Q&A with Doug Margerum, Winemaker of La Encantada Estate:
Q. How would you describe the winemaking style? A. It all begins in the vineyard. Working with one of the finest farming teams in the county we are able to pick certified organic grapes that are perfectly ripe without excessive sugars, consistent cluster size & color, and flavorful grapes. The fruit is sorted as we fill the picking bins and then grapes are sorted on our sorting table. We make the wine in our cold winery in small open top fermenters. The key is long cool, low extraction fermentation done in small 4 hectoliter open top fermenters. After a cold soak in our cold room we ferment for a long seven to fourteen days, before pressing the tank to settle for a day and then it is put in barrel for malolactic fermentation in barrel. The resulting wine is balanced, clean, leaner, bright, and delicate. And age worthy.
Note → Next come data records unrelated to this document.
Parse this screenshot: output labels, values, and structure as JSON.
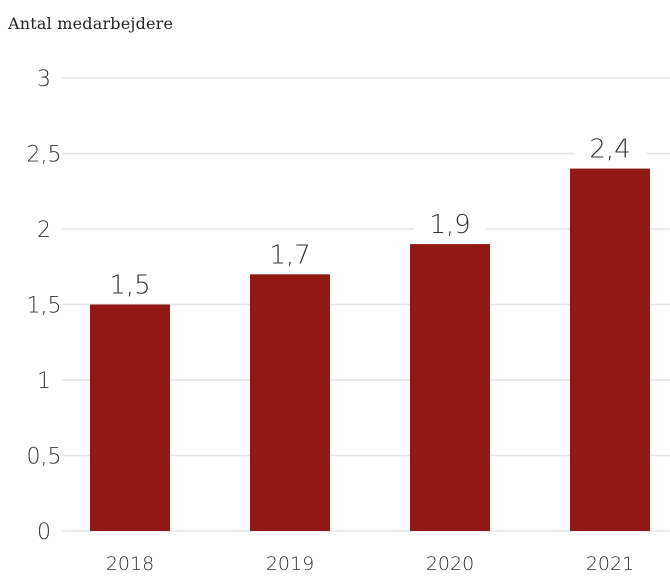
{
  "chart_data": {
    "type": "bar",
    "title": "Antal medarbejdere",
    "categories": [
      "2018",
      "2019",
      "2020",
      "2021"
    ],
    "values": [
      1.5,
      1.7,
      1.9,
      2.4
    ],
    "value_labels": [
      "1,5",
      "1,7",
      "1,9",
      "2,4"
    ],
    "ylim": [
      0,
      3
    ],
    "yticks": [
      0,
      0.5,
      1,
      1.5,
      2,
      2.5,
      3
    ],
    "ytick_labels": [
      "0",
      "0,5",
      "1",
      "1,5",
      "2",
      "2,5",
      "3"
    ],
    "xlabel": "",
    "ylabel": "",
    "grid": true,
    "colors": {
      "bar": "#911915",
      "grid": "#e6e6e6",
      "text": "#333333"
    }
  }
}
Q. La Encantada Estate is focused on balanced wines that showcase the amazing terroir. How does the winemaking bring those characters out? A. The key is to not let the fruit get too ripe – that is where you lose the “place” where it is grown. We utilize the vineyards unique growing environment by letting the native yeasts do the fermenting resulting in more complex flavors and aromas. Because of this, the terroir is evident throughout the various clones.
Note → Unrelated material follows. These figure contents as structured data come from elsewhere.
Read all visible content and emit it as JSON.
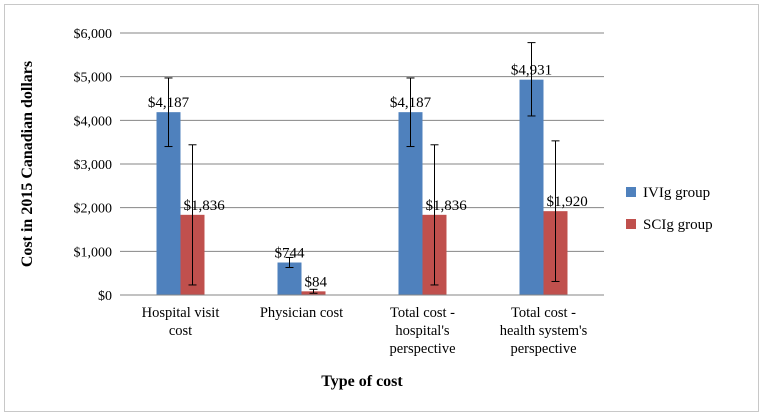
{
  "chart_data": {
    "type": "bar",
    "categories": [
      [
        "Hospital visit",
        "cost"
      ],
      [
        "Physician cost"
      ],
      [
        "Total cost -",
        "hospital's",
        "perspective"
      ],
      [
        "Total cost -",
        "health system's",
        "perspective"
      ]
    ],
    "series": [
      {
        "name": "IVIg group",
        "color": "#4f81bd",
        "values": [
          4187,
          744,
          4187,
          4931
        ],
        "labels": [
          "$4,187",
          "$744",
          "$4,187",
          "$4,931"
        ],
        "err_low": [
          3400,
          630,
          3400,
          4100
        ],
        "err_high": [
          4970,
          860,
          4970,
          5780
        ]
      },
      {
        "name": "SCIg group",
        "color": "#c0504d",
        "values": [
          1836,
          84,
          1836,
          1920
        ],
        "labels": [
          "$1,836",
          "$84",
          "$1,836",
          "$1,920"
        ],
        "err_low": [
          230,
          40,
          230,
          310
        ],
        "err_high": [
          3440,
          130,
          3440,
          3530
        ]
      }
    ],
    "xlabel": "Type of cost",
    "ylabel": "Cost in 2015 Canadian dollars",
    "ylim": [
      0,
      6000
    ],
    "yticks": [
      0,
      1000,
      2000,
      3000,
      4000,
      5000,
      6000
    ],
    "ytick_labels": [
      "$0",
      "$1,000",
      "$2,000",
      "$3,000",
      "$4,000",
      "$5,000",
      "$6,000"
    ],
    "grid": true,
    "legend_position": "right"
  }
}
Q. Please explain the fermentation methodology. A. Simplicity is key! We handle the grapes with our hands, and that helps us to understand what is happening during fermentation. By using small vessels to ferment we are able to control the temperature of fermentation with ambient temperature in the winery. They are punched down 2-4 times daily by hand and that close exposure allows us to smell and taste the ferments. Feeling the heat being produced helps us to better understand where the wine is in its evolution. Lab numbers are good too, but using our senses is best. Maturation in barrel is essential for the wines of La Encantada Estate. The wine needs gentle oxidation to loosen up its tight core structure. We use some whole cluster depending on lignification of the stems, which helps to build lush but structured tannins along with the young grape tannins, and some tannin from new wood.